Keywords: gas turbine, rotor-bearing-seal, Poincaré, nonlinear, coupled system.
1. Introduction
Gas turbines efficiently generate clean power and have been extensively applied because of its global market demand. As one of the key components of the gas turbine, the performance of a rotor directly affects the engine efficiency. With the recent technological advancements, rotors are being developed toward having towards large span, possessing more flexibility and carrying heavier load. However, rotors are constantly exposed to high temperature and harsh environment, thereby making them prone to failure. Rotor failure usually results to rubbing, imbalance, crack and other phenomena. Therefore, research on the mechanism of fluid-solid interaction in the rotor-bearing-seal system is crucial for improving modern rotating machines.
In the early stage of rotor dynamics, study on the rotor-bearing sealing system used linear models. However, linear theory failed to explain a number of phenomena; thus, nonlinear theory gradually developed. For a better simulation of bearing nonlinearity, some nonlinear seal force models have been proposed.

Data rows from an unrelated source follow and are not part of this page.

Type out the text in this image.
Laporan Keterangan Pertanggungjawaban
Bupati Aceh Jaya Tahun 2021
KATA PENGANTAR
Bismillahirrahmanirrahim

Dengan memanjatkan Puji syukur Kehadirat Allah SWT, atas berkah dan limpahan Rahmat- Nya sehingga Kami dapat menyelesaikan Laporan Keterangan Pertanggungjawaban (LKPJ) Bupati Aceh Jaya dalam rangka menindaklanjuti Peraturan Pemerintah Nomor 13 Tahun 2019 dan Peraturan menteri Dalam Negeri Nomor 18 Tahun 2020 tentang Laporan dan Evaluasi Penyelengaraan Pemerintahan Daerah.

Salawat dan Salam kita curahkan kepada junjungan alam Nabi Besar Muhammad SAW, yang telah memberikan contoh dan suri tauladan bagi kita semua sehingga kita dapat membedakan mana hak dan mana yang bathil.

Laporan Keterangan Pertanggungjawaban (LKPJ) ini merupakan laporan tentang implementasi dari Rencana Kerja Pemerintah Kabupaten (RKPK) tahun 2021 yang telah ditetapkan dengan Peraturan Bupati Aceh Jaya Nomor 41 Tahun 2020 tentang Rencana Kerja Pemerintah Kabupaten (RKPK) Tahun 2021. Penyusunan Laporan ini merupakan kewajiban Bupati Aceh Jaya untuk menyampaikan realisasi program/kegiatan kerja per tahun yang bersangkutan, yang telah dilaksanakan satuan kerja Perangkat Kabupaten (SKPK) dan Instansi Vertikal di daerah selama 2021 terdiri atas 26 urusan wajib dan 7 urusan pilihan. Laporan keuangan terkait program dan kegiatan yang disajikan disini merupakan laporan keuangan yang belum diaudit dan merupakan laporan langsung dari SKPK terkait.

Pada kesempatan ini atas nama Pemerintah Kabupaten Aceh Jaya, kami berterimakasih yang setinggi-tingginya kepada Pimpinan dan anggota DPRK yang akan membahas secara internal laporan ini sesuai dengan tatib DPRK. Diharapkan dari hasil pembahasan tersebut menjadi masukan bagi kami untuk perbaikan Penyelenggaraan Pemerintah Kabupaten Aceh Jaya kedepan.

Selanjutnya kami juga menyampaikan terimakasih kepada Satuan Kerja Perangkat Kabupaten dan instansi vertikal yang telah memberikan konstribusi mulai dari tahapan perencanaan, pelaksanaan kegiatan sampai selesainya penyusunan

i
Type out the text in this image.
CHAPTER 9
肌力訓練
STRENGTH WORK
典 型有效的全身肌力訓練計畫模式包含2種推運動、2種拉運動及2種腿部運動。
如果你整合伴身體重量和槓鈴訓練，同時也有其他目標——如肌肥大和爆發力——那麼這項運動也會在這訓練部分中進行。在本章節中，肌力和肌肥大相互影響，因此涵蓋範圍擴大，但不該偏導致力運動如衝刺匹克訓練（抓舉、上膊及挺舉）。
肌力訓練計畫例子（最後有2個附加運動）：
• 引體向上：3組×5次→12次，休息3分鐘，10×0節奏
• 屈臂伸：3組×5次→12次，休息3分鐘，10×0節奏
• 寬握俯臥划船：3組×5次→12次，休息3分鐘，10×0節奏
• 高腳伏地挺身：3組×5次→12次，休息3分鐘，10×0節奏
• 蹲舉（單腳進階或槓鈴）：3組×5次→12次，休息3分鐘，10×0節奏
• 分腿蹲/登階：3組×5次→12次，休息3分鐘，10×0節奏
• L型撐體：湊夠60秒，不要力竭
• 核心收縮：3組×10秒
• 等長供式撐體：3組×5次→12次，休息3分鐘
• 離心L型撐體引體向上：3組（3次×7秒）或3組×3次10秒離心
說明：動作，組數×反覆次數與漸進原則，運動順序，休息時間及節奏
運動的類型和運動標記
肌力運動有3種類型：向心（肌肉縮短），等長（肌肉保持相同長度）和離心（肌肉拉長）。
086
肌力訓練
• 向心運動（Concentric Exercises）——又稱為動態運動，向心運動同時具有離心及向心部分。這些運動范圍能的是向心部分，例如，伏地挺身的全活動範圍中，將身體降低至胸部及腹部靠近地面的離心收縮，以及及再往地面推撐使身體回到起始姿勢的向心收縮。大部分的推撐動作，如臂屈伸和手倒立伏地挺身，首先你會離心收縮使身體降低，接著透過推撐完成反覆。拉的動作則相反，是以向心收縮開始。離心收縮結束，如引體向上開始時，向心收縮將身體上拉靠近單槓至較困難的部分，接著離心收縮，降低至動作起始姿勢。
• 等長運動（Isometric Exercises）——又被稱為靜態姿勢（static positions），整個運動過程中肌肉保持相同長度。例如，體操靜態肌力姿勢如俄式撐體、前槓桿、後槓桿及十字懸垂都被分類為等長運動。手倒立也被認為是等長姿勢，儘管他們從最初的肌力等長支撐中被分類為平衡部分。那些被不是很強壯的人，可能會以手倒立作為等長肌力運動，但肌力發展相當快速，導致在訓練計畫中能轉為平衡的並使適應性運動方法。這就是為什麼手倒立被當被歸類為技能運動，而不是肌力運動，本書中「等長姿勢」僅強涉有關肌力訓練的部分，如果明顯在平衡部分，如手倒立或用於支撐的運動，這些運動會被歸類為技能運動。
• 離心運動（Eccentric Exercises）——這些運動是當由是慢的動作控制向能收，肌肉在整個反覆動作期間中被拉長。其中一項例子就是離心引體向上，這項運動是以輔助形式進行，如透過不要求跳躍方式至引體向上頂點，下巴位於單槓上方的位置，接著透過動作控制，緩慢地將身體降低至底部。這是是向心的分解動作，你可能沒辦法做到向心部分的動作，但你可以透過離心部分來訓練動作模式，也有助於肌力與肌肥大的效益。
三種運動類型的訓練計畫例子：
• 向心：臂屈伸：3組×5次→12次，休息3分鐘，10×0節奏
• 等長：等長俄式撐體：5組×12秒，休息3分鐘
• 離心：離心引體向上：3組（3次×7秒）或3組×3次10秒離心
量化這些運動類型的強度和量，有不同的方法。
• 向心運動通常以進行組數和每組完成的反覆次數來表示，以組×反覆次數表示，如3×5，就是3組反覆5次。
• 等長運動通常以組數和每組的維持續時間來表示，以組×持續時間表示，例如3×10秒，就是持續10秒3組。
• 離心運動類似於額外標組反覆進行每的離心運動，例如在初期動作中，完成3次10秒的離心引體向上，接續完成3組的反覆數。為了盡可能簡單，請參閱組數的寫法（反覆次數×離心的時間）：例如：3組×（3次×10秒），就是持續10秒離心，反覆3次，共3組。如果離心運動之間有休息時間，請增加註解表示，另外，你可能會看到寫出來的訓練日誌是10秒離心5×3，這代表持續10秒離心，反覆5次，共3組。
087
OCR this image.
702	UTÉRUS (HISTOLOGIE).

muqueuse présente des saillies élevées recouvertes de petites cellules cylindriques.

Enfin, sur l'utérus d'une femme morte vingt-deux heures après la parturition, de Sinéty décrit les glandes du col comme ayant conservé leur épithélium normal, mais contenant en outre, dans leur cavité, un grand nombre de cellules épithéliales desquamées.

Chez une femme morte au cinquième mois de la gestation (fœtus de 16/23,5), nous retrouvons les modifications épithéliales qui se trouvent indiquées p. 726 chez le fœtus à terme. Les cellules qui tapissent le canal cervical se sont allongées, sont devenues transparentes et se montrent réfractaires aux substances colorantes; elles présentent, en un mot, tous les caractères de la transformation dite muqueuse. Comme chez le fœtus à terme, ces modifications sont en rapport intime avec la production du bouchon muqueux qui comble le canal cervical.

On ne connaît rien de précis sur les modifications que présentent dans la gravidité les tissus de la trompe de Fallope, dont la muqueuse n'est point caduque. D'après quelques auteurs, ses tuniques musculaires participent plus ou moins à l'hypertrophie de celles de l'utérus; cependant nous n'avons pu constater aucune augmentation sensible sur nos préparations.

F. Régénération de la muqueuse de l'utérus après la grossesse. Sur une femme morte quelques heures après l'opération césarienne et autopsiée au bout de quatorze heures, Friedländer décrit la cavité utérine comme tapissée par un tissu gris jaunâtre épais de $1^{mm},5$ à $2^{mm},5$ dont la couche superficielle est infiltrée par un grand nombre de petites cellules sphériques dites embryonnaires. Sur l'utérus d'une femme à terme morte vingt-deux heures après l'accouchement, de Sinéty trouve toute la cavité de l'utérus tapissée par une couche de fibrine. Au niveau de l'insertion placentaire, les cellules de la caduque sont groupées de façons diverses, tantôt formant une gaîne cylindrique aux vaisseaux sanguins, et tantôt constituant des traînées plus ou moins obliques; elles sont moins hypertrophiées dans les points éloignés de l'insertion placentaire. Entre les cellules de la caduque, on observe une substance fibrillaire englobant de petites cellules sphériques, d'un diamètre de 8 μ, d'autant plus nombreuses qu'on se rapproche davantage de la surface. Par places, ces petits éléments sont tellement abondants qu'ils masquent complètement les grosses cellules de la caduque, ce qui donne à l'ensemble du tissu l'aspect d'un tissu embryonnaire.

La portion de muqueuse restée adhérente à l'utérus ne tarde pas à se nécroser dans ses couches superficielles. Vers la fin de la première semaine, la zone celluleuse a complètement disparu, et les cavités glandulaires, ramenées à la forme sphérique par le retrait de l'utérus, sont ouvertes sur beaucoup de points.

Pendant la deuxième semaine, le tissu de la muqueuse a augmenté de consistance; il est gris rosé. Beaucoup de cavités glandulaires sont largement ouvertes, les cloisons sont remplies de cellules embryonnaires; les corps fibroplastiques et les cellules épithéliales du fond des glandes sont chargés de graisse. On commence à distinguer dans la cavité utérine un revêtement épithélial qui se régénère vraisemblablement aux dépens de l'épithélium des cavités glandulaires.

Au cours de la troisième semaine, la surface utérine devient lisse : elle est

The present study adopts the Muszynska [1, 2] model to describe the sealing force considering that such model can describe the nonlinear characteristics of the sealing force and has a clear physical meaning.
Based on Muszynska nonlinear seal force model, Ding et al. [3, 4] investigated an unstable mechanism with the single-disc rotor seal system and then analyzed the direction of Hopf bifurcation and the influence of instability on the unbalance mass. In another paper, Ding et al. [5] analyzed the Hopf bifurcation behavior of a symmetric rotor-seal system by using Muszynska nonlinear seal fluid dynamic force model. Moreover, Li et al. [6-8] studied both the dynamic stability and imbalance in the rotor system by adopting the aerodynamic force of the labyrinth seal in the Muszynska mode. Wang [9, 10] proposed and validate a hybrid numerical method to calculate pressure distribution of ultra-short gas bearing system and rotor orbits. In his another papers, Wang utilize this method to confirm the changes of rotor nonlinear dynamic behavior and bearing systems characterized as the rotor mass is increased, the results indicated that the method is useful for gas bearing systems. In addition, the rotor becomes unstable when a certain rotational speed is reached and when the whirl amplitude increases along with the increasing speed. At very high speeds, the seal and the rotor would rub. What is more, the seal force models have also been developed by many other researchers. In order to study the characteristics of the rotor motion, He et al. [11] presented a new nonlinear sealing force model based on the double control body model and rotor motion equation with drawing the trajectory of the rotor, Poincare and bifurcation diagram. Moreover, Yan et al. [12] proposed a transient CFD method for analyzing the complex annular seals of the rotor-seal coupled system. Their findings show that the system exhibits complex dynamic behavior and possible chaotic motion as the rotor speed increases. The pressure ratio has a significant effect on the frequency response of the first-order critical speed; however, it does not significantly affect the motion state and the frequency response of the rotating speed.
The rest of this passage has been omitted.